On 11 June 2009, the University of Macau (UM) will hold a talk by Prof. Lian Xi of Hanover College, Indiana, USA on “Homegrown Christianity in China: Past, Present, and Future” at 6:30-7:30 pm in L105, Luso-Chinese Building. Prof. Xi is a renowned expert on Christianity in China, and has a new book soon to come out entitled: Redeemed by Fire: The Shaping of Popular Chinese Christianity in the Twentieth Century (Yale University Press, forthcoming).

This talk presents Prof. Xi’s main findings on grassroots Protestant Christianity in modern and contemporary China, explores the transformation of Protestant Christianity in China from an alien faith preached and presided over by Western missionaries into an indigenous religion of the masses, and introduces the audience to the major indigenous sects that arose outside the missionary establishment in Republican period.

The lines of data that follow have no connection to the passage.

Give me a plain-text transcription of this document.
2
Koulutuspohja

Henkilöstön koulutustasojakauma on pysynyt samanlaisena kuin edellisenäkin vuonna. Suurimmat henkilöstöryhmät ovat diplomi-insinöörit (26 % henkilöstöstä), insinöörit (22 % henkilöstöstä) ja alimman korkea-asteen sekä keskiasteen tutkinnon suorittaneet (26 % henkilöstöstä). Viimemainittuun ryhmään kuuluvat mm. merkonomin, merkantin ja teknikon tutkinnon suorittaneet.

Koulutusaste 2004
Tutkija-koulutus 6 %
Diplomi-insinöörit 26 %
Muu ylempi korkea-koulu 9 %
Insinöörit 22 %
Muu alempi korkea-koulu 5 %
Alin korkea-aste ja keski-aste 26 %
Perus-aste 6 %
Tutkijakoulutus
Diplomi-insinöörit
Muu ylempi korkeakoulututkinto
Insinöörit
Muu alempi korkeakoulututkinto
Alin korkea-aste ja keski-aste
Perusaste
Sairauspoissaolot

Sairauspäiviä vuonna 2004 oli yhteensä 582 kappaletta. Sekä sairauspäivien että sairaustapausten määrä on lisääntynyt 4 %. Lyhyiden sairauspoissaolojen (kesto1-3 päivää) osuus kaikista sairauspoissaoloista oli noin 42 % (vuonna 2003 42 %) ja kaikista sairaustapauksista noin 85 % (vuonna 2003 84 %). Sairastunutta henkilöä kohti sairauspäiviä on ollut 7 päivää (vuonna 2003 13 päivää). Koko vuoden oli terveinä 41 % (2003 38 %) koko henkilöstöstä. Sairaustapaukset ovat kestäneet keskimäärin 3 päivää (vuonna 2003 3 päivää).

In the post-Mao era, the spiritual progeny of those sects has emerged as the mainstay of the underground church movement and as some of the leading “evil cults” well acquainted with the wrath of state exorcists. For all the peculiarity of each group, the homegrown Christianity of the Chinese masses has been characterized, as a whole, by a potent mix of evangelistic zeal, charismatic ecstasies, and a fiery eschatology frequently tinged with nationalistic self-assurance. As both a religious and a social movement, it has emerged amidst the upheavals of modern China; with a current membership that rivals that of the Chinese Communist Party—and the ability to galvanize China’s millions into apocalyptic convulsion and messianic exuberance—it is destined to play an important part in shaping the country’s future. Despite its foreign origin, this development signals an evolution of popular religion in modern China in which Christianity joined local beliefs in supplying the core ideology of millenarian movements. Having spilled beyond the boundaries of Western theology and practice, popular Chinese Christianity has also helped form the contemporary tide of the Christianity of the global South and East.

The presentation will be in English and all are welcome.